Les entreprises deviennent des médias car leur relation avec leurs publics a été bouleversée.
Pendant des décennies, les marques ont ambitionné de déployer une image cohérente parce qu’elles pouvaient relativement la contrôler. Naturellement, la presse, les analystes et d’autres observateurs accomplissaient leurs missions respectives mais les entreprises exerçaient malgré tout un contrôle significatif sur les contenus qui circulaient à leur égard.
Puis les révolutions successivement numérique, sociale et mobile ont permis à chaque partie prenante – organisations et individus – des marques de s’exprimer à leur sujet à tout moment vers un public illimité. Cette expression concerne aussi bien les professionnels que le grand public.
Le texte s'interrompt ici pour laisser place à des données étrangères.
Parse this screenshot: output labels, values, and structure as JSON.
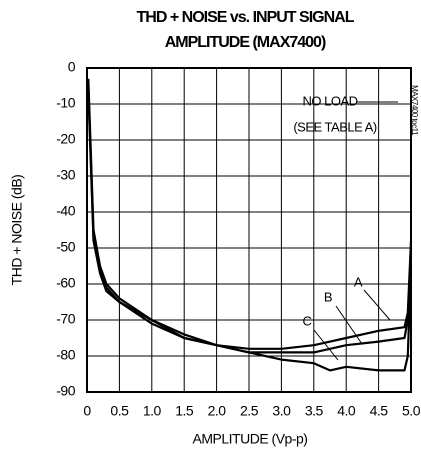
{
  "chart_data": {
    "type": "line",
    "title": [
      "THD + NOISE vs. INPUT SIGNAL",
      "AMPLITUDE (MAX7400)"
    ],
    "x_label": "AMPLITUDE (Vp-p)",
    "y_label": "THD + NOISE (dB)",
    "annotations": [
      "NO LOAD",
      "(SEE TABLE A)",
      "MAX7400 toc11"
    ],
    "xlim": [
      0,
      5
    ],
    "ylim": [
      -90,
      0
    ],
    "xticks": [
      0,
      0.5,
      {
        "value": 1,
        "label": "1.0"
      },
      1.5,
      {
        "value": 2,
        "label": "2.0"
      },
      2.5,
      {
        "value": 3,
        "label": "3.0"
      },
      3.5,
      {
        "value": 4,
        "label": "4.0"
      },
      4.5,
      {
        "value": 5,
        "label": "5.0"
      }
    ],
    "yticks": [
      0,
      -10,
      -20,
      -30,
      -40,
      -50,
      -60,
      -70,
      -80,
      -90
    ],
    "grid": true,
    "series": [
      {
        "name": "A",
        "color": "#000000",
        "x": [
          0.02,
          0.1,
          0.2,
          0.3,
          0.5,
          1.0,
          1.5,
          2.0,
          2.5,
          3.0,
          3.5,
          4.0,
          4.5,
          4.9,
          4.95,
          5.0
        ],
        "values": [
          -3,
          -45,
          -55,
          -60,
          -64,
          -70,
          -74,
          -77,
          -78,
          -78,
          -77,
          -75,
          -73,
          -72,
          -68,
          -48
        ]
      },
      {
        "name": "B",
        "color": "#000000",
        "x": [
          0.02,
          0.1,
          0.2,
          0.3,
          0.5,
          1.0,
          1.5,
          2.0,
          2.5,
          3.0,
          3.5,
          4.0,
          4.5,
          4.9,
          4.95,
          5.0
        ],
        "values": [
          -5,
          -47,
          -56,
          -61,
          -65,
          -70,
          -75,
          -77,
          -79,
          -79,
          -79,
          -77,
          -76,
          -75,
          -70,
          -50
        ]
      },
      {
        "name": "C",
        "color": "#000000",
        "x": [
          0.02,
          0.1,
          0.2,
          0.3,
          0.5,
          1.0,
          1.5,
          2.0,
          2.5,
          3.0,
          3.5,
          3.75,
          4.0,
          4.5,
          4.9,
          4.95,
          5.0
        ],
        "values": [
          -6,
          -48,
          -57,
          -62,
          -65,
          -71,
          -75,
          -77,
          -79,
          -81,
          -82,
          -84,
          -83,
          -84,
          -84,
          -80,
          -55
        ]
      }
    ]
  }
}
Le fait que le coût de production et de diffusion numérique de contenus soit quasi nul permet à un nombre inédit de journalistes, analystes, commentateurs et experts en tout genre de prendre la parole au sujet des entreprises dans la sphère numérique en créant des blogs, podcasts et autres newsletters2. Les marques, quel que soit leur secteur d’activité, sont donc plus scrutées et remises en question que jamais.
Parallèlement, le grand public peut raconter sur le web social ses moindres interactions avec les entreprises et partager ses opinions à leur égard sans que celles-ci soient d’ailleurs forcément instruites par de réelles expériences client. 2,1 millions de mentions négatives sont ainsi mises en ligne chaque jour à propos des marques sur les réseaux sociaux aux seuls Etats-Unis.
Dans ce nouvel écosystème, les entreprises ne contrôlent plus leur image et doivent assumer sa divergence afin de la valoriser : leur crédibilité se nourrit de l’acceptation – et même de l’appropriation – des diverses opinions émises à leur endroit. Les marques qui s’approprient cette divergence y gagnent également sur le web social des relais d’opinion et des feedbacks de leurs parties prenantes sur leurs produits et services.
Les entreprises passent donc d’une relation verticale où elles communiquaient vers leurs publics à une relation horizontale où elles communiquent avec leurs publics. Dans les dix prochaines années, toutes les marques vont devenir des plates-formes et l’animation de communautés de membres va remplacer la gestion de la relation client.
La conséquence de ce foisonnement d’opinions et d’informations est une surinformation sans précédent : les consommateurs-citoyens des pays développés sont en moyenne exposés à au moins 3 000 messages par jour3. C’est pourquoi nous sommes entrés dans l’ère de l’économie de l’attention.
La surinformation inverse la logique de communication entre les marques et leurs publics – du push au pull. La compétition incessante pour l’attention des publics se nourrit ainsi du fait que tout le monde devient média – sur ses propres canaux ou sur les réseaux sociaux – au sens où la frontière entre diffuseurs de contenus et audiences a presque complètement disparu.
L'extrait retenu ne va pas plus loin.